© The Pew Charitable Trusts
Sometimes even the best national data available are still insufficient to draw meaningful policy conclusions. On May 31, the American Dental Association’s Health Policy Institute released a 50-state report estimating the geographic proximity of publicly insured children to Medicaid providers. The report uses sophisticated geomapping to match a national database of publicly insured children to state-based lists of dentists enrolled in Medicaid. However, the report’s methodology for determining this is flawed and probably overestimates dentist participation in Medicaid in most states.
Here’s why: The report relies on Insure Kids Now—a national website with state-submitted data that lists dentists who registered for Medicaid and the Children’s Health Insurance Program (CHIP)— to tally dentist participation in Medicaid. But the survey informing this count asks only whether dentists are enrolled in the program, not how many children they served, or whether they served any at all. Medicaid experts acknowledge that in many states, the number of dentists serving meaningful numbers of publicly insured patients, or taking on new Medicaid patients, is much lower than the Insure Kids Now list would suggest.
Take Iowa, for example. According to the state’s Insure Kids Now list, Medicaid dentist participation was 86 percent in 2014. But a survey conducted by the University of Iowa the previous year found that only 16 percent of private practice dentists accepted all new Medicaid patients, 42 percent placed conditions on accepting new Medicaid patients, and 42 percent would not see any new Medicaid patients. Yet using the Insure Kids Now list and geomapping, ADA’s latest report states that 93 percent of publicly insured children live within 15 minutes of a Medicaid dentist in Iowa.

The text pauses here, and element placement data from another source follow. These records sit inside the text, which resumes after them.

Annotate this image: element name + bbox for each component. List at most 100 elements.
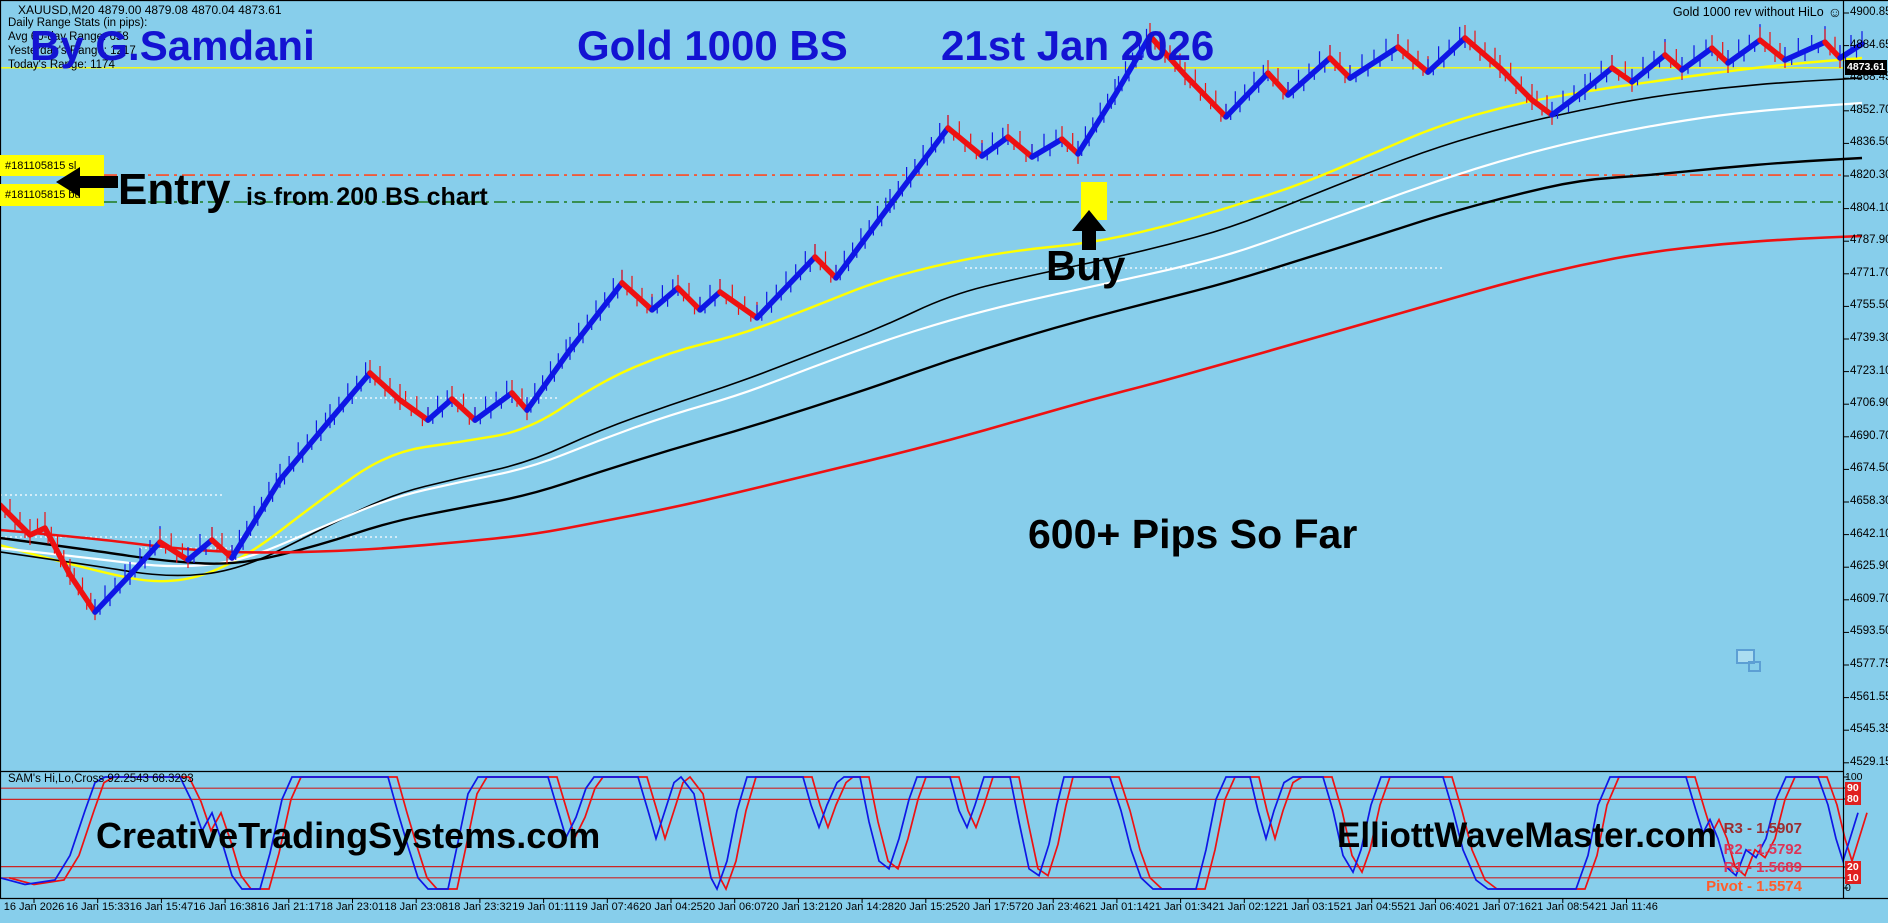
price-trend	[1425, 35, 1468, 75]
price-trend	[1075, 33, 1153, 157]
price-trend	[1147, 33, 1229, 120]
time-tick-label: 21 Jan 08:54	[1530, 901, 1595, 913]
price-trend	[472, 390, 515, 423]
time-tick-label: 16 Jan 15:33	[65, 901, 130, 913]
price-wicks	[1464, 25, 1553, 125]
chart-shift-icon-small[interactable]	[1748, 661, 1761, 672]
price-trend	[754, 254, 818, 321]
price-tick-label: 4658.30	[1850, 495, 1888, 507]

In Florida, the Insure Kids Now database finds that 30 percent of dentists were enrolled in Medicaid or CHIP in 2014. But a 2013-14 survey of dentists conducted by the state Health Department found that less than 23 percent reported treating any Medicaid patients, and only 15 percent reported taking new ones. Finally, only 10 percent reported treating at least 125 Medicaid patients. Because a typical dental practice serves 1,500 patients, these numbers indicate that most dentists in Florida were seeing very few Medicaid patients. Meanwhile, in 2014, nearly 70 percent of Florida children on Medicaid went without a dental visit. Still, ADA’s latest report finds that 96 percent of publicly insured children in the state live within 15 minutes of a Medicaid dentist.
Millions of Americans do not have access to oral health care. Although a dentist may have an office within 15 minutes of a patient on Medicaid or CHIP, that dentist might choose not to treat that patient. More surveys such as the one conducted by the University of Iowa—which asks dentists about volume of care provided and whether they treat adults, accept new Medicaid patients, and place any limits or conditions on them—should be conducted to determine the true level of access that Medicaid patients have to dental care.
Jane Koppelman directs research for The Pew Charitable Trusts’ dental campaign.